Altijd als ik van die mooie oude handen zie, wil ik ze graag nog even vasthouden en een keer strelen. Niet alleen omdat ze me doen denken aan mijn eigen oma, maar ook omdat ik zo benieuwd ben naar alles wat die handen doorleefd hebben. Ze zeggen vaak zoveel.
Ook deze mevrouw had van die prachtige, maar broze handen. Elke week maakte ik haar haren mooi en altijd bij het weggaan zei ze: “Ik zie je volgende week wel weer. Kijk maar hoe laat je komt, ik loop niet weg… Als je maar komt!” Steevast zwaaide Fenny me dan uit, met die mooie handen van haar.
Voor ons allebei een waardevol wekelijks ritueel. Tot ze niet meer zelfstandig kon wonen en naar een verzorgingstehuis ging. In haar oude huis hebben we als afsluiter samen nog een advocaatje met slagroom gegeten. Met een glimlach op ons gezicht. Ze hield mijn handen even vast.
Een paar maanden later was ze er niet meer… 96 jaar mocht ze worden.

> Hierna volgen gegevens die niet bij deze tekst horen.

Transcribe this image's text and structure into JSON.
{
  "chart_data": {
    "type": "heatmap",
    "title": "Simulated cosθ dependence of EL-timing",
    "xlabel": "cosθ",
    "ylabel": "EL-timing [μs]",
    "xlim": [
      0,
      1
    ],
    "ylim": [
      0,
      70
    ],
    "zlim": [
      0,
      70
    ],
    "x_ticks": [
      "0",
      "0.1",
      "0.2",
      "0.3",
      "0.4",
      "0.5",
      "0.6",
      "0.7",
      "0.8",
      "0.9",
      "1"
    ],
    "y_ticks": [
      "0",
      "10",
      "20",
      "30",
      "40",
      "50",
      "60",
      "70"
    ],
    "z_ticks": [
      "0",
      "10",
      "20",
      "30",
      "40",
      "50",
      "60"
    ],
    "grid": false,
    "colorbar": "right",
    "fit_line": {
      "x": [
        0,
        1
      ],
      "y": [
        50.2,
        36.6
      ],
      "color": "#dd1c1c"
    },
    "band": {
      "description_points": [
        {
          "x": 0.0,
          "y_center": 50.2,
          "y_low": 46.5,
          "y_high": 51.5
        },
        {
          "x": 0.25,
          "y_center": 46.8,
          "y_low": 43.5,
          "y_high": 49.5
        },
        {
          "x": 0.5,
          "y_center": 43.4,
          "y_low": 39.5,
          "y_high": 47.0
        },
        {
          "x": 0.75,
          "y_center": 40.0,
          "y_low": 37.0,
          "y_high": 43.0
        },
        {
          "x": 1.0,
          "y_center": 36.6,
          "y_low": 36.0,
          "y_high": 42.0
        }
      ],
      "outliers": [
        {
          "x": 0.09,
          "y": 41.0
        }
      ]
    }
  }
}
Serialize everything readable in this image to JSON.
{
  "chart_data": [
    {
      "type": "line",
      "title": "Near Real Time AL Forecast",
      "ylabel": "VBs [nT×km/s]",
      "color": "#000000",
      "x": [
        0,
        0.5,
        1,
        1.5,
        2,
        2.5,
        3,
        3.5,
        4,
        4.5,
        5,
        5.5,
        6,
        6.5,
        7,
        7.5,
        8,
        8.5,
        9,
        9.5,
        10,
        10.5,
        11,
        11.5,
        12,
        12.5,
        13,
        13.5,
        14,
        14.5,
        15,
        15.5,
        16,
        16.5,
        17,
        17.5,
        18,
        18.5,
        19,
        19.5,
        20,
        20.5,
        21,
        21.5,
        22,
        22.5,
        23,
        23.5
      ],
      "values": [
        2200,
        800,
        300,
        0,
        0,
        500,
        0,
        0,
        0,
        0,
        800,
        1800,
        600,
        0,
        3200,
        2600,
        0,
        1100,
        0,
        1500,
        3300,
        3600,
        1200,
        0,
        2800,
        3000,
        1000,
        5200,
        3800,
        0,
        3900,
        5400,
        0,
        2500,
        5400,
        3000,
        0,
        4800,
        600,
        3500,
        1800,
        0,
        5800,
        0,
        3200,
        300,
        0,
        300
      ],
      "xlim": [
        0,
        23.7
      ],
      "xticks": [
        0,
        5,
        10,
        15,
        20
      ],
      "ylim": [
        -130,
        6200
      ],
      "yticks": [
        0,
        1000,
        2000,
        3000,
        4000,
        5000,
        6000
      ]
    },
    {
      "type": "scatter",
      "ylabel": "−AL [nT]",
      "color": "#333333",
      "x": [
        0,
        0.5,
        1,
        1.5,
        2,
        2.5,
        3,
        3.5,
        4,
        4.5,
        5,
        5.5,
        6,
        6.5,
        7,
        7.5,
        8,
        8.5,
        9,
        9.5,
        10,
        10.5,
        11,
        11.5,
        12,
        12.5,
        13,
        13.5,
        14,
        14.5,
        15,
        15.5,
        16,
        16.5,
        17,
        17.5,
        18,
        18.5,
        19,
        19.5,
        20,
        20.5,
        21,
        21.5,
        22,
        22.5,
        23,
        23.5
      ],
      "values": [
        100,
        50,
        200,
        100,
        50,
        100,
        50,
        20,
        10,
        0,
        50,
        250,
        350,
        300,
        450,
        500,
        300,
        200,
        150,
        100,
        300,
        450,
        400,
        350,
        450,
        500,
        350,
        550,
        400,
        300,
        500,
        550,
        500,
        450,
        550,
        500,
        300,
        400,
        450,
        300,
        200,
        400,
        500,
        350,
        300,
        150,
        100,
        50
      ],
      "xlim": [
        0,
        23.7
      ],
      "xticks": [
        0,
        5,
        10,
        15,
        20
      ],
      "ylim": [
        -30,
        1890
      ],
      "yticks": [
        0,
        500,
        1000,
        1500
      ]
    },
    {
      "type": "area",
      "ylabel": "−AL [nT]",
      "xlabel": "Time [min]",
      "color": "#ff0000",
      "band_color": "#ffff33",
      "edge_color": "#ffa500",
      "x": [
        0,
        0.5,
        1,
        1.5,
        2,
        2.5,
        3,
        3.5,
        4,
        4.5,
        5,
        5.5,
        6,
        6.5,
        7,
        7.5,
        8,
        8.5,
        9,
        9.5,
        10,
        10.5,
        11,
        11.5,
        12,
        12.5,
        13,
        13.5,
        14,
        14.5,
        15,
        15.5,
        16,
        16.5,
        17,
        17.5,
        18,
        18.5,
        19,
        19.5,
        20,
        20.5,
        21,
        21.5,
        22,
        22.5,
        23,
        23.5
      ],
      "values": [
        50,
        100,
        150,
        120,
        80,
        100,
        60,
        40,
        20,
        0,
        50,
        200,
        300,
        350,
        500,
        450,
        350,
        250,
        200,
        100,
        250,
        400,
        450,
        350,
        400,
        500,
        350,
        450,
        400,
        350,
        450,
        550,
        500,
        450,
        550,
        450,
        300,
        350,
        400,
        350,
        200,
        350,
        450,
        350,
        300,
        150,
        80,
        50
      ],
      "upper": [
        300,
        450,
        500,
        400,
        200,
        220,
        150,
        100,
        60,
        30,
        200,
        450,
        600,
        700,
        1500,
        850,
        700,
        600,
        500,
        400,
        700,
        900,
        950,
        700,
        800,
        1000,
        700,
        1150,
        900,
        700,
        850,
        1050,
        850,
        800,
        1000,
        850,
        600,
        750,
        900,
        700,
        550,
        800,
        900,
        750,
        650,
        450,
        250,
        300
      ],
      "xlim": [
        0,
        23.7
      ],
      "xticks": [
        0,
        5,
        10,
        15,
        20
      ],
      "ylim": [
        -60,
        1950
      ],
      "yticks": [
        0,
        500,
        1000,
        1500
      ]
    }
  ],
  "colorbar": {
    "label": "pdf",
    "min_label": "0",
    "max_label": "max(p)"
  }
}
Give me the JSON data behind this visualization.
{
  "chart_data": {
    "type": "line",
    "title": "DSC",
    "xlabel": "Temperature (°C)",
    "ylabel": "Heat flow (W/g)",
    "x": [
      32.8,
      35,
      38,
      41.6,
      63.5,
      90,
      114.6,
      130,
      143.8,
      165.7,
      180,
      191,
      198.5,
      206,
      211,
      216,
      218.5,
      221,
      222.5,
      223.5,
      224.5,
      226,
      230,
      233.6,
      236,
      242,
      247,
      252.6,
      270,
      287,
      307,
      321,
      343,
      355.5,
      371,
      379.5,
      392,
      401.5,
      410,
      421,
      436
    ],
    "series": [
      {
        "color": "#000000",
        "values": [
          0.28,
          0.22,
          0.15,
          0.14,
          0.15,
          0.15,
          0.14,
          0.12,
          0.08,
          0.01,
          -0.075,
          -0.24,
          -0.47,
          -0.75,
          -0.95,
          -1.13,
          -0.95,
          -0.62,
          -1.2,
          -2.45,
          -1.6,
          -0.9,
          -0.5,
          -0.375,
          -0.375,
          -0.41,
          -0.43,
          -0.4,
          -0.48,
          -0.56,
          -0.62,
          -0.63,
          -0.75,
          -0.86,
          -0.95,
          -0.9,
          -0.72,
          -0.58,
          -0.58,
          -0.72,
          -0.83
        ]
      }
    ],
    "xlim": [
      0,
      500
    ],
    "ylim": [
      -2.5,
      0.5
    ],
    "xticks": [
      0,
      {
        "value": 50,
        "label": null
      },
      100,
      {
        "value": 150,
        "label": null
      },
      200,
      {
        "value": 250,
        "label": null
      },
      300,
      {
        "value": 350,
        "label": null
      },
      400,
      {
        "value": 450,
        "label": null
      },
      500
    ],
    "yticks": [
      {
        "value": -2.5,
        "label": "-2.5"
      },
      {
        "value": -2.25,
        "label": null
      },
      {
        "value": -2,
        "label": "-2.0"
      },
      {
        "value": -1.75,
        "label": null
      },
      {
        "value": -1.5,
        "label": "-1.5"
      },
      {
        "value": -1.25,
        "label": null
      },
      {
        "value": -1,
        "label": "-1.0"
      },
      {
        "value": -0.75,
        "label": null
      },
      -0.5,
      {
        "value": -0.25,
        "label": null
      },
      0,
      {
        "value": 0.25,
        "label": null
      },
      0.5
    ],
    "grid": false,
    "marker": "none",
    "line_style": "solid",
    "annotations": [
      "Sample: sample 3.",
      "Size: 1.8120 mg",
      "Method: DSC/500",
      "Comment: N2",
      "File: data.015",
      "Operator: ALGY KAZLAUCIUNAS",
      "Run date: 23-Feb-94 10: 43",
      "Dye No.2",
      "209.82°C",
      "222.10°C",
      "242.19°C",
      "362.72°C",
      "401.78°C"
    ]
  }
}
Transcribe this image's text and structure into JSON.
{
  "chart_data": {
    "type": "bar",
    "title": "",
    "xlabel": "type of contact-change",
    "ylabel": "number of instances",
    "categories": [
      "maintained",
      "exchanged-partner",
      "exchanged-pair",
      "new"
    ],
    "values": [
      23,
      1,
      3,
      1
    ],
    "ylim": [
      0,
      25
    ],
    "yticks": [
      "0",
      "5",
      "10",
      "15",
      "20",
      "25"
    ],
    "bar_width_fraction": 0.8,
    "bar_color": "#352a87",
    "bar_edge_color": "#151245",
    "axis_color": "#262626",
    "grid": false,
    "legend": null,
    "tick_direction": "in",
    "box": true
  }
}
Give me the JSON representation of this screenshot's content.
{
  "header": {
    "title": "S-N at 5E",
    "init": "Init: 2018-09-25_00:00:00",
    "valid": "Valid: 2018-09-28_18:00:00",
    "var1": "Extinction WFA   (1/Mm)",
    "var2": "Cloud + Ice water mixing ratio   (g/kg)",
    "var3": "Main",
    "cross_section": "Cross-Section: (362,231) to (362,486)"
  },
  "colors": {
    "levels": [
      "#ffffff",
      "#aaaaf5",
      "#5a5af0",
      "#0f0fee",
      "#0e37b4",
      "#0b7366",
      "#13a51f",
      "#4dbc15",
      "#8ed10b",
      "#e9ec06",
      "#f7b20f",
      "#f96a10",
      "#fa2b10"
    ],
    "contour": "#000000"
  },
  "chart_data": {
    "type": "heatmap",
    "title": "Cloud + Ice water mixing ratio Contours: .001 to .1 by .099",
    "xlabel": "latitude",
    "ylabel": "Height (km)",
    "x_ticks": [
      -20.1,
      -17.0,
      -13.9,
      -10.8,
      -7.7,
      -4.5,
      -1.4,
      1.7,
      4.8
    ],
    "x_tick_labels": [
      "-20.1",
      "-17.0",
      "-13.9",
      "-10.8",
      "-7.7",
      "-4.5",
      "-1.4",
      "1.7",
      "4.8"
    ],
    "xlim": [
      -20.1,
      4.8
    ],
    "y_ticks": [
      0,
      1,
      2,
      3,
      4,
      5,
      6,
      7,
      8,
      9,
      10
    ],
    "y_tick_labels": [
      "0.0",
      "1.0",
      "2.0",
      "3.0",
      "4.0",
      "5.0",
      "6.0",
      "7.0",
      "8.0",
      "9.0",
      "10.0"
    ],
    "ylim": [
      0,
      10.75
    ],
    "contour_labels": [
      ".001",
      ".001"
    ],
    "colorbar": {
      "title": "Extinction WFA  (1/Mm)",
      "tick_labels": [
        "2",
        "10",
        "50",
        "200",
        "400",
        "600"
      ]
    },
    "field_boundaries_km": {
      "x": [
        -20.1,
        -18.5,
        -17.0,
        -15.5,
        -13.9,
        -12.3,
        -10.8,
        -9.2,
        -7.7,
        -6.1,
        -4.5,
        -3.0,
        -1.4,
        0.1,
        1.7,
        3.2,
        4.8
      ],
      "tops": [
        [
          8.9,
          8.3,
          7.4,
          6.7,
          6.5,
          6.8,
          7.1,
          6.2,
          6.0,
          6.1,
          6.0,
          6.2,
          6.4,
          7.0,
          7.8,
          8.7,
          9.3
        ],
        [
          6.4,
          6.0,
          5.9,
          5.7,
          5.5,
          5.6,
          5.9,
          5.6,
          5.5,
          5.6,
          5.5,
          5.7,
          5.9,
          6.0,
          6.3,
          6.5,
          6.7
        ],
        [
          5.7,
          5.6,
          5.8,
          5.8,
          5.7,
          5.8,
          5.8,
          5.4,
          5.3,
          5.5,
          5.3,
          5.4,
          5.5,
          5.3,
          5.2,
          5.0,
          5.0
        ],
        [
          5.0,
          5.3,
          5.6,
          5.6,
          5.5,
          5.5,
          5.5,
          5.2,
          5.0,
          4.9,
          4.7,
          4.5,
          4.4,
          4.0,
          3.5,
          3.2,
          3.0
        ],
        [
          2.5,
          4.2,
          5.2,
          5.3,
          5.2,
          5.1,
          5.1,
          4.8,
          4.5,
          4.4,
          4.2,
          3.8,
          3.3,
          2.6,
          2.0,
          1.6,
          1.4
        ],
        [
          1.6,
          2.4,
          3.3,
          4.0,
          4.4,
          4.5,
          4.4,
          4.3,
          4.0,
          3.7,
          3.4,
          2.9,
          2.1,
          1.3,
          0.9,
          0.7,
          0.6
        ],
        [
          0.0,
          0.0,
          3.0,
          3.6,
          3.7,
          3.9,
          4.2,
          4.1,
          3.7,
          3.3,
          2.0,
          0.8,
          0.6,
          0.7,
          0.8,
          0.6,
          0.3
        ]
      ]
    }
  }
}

Altijd positief, geïnteresseerd en zó lief: ze was een groot voorbeeld voor mij.
Toen haar nicht belde en vroeg of ik haar uitvaart wilde doen, omdat Fenny dat heel fijn zou hebben gevonden, hoefde ik niet na te denken. Met gepaste trots stapte ik even later de auto in: mocht ik ook nog dat laatste stukje van Fenny volbrengen.